Mas tenho para mim que o pódium está ocupado por uma certa garrafa de champanhe.
Tudo começou com uma das minhas desgraças, quando, já perto da Ericeira onde iríamos passar um fim-de-semana em casa da Teresa e do João, dei conta de não trazer comigo as chaves do carro que deixara perto da residência deles, em Campo de Ourique. A memória dizia-me que aquelas só podiam ter ficado na porta do veículo. Por entre o meu susto de pensar no dinheiro que iria perder se me furtassem o automóvel e a opinião do João sobre a reduzida probabilidade de ali passar alguém que simultaneamente reparasse no meu esquecimento e tivesse intenção de me causar dano, lá regressamos a cem à hora à capital e eu, bufando, no viaduto Duarte Pacheco, deixei escapar a promessa de brindarmos com champanhe se o objecto fosse recuperado a contento. E o suspiro de alívio nem se fez esperar. Um pedreiro de uma obra fronteira tinha visto tudo e guardado o abre-te sésamo. O reatar do lazer foi uma rodagem de gargalhadas e na estância balnear, no supermercado em que fomos comprar o vinho para o jantar, dei conta da venda do prometido vinho francês. A palavra tinha sido dada e eu apresentei a garrafa à menina da caixa que digitou o preço enquanto eu tirei as notas que tinha no bolso e eram, uma de cinco mil escudos, uma de mil e outra de quinhentos. Mal tive tempo de lhes atirar o rabo do olho, pois a rapariga, com maus modos e ar de desdém, sacou-me uma de imediato e, à velocidade do som, deu-me cento e cinquenta escudos em moedas como troco.

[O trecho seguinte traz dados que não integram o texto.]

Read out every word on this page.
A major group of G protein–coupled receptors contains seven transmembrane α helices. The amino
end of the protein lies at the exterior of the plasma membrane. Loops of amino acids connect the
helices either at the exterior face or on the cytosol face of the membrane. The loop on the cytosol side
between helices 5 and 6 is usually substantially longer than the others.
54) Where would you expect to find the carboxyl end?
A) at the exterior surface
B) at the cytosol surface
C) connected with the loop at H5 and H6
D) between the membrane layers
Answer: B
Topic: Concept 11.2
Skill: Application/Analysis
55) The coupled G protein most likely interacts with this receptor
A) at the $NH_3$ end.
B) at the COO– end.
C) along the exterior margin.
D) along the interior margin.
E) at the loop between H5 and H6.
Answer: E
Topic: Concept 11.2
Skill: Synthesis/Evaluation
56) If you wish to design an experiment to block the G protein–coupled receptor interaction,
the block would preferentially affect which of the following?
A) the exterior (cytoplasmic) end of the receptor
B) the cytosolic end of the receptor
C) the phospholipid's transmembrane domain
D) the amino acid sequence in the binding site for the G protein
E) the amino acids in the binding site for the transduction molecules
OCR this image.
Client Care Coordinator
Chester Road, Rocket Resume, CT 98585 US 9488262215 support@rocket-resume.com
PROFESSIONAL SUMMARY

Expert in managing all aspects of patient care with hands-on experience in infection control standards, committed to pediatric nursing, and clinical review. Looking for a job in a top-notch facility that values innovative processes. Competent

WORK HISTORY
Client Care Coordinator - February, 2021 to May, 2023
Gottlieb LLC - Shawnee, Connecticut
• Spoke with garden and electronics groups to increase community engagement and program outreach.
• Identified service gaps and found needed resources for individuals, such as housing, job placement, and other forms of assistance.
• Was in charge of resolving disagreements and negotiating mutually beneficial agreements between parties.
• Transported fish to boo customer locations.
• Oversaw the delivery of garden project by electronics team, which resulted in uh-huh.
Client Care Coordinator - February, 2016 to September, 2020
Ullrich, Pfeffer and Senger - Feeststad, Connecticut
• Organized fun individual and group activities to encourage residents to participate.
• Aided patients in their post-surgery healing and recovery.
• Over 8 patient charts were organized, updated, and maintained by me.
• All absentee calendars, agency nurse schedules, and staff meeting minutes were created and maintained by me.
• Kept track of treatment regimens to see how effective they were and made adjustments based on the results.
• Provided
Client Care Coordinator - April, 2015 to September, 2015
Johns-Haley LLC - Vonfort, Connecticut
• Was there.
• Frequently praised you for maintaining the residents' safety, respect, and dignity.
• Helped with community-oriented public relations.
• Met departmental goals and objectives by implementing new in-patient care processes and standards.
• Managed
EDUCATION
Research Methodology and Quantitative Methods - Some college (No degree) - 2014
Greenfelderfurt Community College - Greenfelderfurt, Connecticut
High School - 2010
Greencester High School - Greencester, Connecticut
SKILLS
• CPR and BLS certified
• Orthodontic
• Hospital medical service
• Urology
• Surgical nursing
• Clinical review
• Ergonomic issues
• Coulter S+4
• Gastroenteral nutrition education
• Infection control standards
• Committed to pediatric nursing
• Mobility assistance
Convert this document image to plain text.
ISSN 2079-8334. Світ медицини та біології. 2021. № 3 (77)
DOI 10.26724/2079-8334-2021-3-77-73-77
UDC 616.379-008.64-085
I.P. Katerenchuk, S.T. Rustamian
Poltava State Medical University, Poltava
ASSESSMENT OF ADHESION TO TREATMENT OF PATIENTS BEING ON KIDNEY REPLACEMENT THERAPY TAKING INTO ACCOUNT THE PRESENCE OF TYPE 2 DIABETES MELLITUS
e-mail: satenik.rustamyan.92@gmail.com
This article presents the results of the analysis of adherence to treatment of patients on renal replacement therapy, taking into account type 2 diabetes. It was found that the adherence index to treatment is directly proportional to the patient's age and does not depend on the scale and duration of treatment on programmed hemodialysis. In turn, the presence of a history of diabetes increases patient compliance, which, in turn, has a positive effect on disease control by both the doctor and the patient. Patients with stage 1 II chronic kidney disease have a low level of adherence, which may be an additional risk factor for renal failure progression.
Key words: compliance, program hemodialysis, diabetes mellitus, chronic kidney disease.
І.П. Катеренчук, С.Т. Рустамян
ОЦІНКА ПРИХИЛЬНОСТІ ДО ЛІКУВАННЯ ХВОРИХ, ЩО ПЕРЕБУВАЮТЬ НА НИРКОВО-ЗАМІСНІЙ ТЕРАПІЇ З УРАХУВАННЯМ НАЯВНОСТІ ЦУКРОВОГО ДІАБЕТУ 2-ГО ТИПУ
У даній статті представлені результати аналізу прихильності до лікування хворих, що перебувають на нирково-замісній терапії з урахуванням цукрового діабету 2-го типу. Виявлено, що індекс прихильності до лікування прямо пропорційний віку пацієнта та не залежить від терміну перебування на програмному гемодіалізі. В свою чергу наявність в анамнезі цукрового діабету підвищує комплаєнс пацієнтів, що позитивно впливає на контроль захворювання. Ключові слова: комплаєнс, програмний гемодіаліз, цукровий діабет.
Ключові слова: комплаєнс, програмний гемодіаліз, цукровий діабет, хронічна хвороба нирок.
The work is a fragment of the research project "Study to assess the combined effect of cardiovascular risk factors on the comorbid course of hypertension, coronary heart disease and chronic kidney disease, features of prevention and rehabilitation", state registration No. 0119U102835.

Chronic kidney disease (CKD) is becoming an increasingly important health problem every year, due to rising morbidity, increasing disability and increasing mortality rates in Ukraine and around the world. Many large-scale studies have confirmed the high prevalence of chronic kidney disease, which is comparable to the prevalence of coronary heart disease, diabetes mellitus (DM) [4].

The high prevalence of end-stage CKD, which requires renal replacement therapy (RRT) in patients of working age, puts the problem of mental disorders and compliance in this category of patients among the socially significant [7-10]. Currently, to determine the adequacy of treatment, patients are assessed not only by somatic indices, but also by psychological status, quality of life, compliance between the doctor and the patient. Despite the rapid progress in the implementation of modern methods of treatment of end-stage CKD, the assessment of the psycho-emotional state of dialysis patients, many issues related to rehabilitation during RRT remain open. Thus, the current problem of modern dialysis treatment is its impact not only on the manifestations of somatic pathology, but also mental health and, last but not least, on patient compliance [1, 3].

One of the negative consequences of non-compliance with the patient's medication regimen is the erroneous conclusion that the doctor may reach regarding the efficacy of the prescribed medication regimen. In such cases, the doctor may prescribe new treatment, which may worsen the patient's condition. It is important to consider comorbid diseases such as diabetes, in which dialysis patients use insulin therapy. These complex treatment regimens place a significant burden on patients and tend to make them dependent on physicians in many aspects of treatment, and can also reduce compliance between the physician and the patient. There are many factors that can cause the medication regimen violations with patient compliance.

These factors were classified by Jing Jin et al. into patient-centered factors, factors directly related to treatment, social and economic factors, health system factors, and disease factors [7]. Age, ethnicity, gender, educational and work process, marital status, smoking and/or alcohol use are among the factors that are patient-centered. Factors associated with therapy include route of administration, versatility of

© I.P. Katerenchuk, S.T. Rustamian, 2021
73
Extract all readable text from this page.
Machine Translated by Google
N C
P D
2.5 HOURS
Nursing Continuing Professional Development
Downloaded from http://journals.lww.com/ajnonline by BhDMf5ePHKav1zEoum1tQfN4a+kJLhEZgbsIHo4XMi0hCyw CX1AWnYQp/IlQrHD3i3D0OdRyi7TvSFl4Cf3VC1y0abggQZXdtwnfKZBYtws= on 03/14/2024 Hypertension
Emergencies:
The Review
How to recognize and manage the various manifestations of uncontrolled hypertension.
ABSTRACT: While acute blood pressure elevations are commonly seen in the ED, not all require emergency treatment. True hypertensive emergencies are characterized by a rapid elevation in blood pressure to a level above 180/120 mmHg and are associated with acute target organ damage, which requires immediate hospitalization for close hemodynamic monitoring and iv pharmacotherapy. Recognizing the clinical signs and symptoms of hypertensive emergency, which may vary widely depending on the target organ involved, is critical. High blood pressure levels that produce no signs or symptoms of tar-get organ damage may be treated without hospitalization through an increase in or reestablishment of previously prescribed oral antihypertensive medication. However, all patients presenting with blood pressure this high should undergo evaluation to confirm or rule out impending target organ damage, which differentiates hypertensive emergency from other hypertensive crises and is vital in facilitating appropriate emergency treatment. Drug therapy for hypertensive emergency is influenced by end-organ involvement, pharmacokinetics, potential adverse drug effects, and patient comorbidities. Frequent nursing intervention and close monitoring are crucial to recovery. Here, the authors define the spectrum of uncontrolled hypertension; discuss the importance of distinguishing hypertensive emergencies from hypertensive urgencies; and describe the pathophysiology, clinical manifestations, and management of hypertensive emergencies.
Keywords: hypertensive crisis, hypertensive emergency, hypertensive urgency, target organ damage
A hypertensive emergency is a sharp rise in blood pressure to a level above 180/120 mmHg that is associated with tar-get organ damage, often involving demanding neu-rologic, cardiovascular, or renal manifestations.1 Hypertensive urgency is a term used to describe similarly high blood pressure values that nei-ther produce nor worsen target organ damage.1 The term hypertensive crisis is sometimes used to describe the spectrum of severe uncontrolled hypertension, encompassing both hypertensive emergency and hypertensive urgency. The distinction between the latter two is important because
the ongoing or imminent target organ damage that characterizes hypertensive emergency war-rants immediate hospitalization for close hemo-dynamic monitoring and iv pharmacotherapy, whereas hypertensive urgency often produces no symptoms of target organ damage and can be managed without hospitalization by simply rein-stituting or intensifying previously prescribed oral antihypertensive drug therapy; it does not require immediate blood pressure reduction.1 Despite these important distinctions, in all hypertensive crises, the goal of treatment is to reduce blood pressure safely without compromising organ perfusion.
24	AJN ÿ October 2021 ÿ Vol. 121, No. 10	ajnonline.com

Guardei o dinheiro e saí dali sem me certificar se a conta estava certa ou não.
Foi quando eu me ofereci para pagar os cafés, após o jantar e o primeiro brinde comemorativo que eu verifiquei que mantinha comigo as duas notas mais altas.

Alhos Vedros, 29 de Abril de 1998

1 comentário:

Anónimo disse...

É sempre um gosto ler as suas histórias e a maneira como as descreve.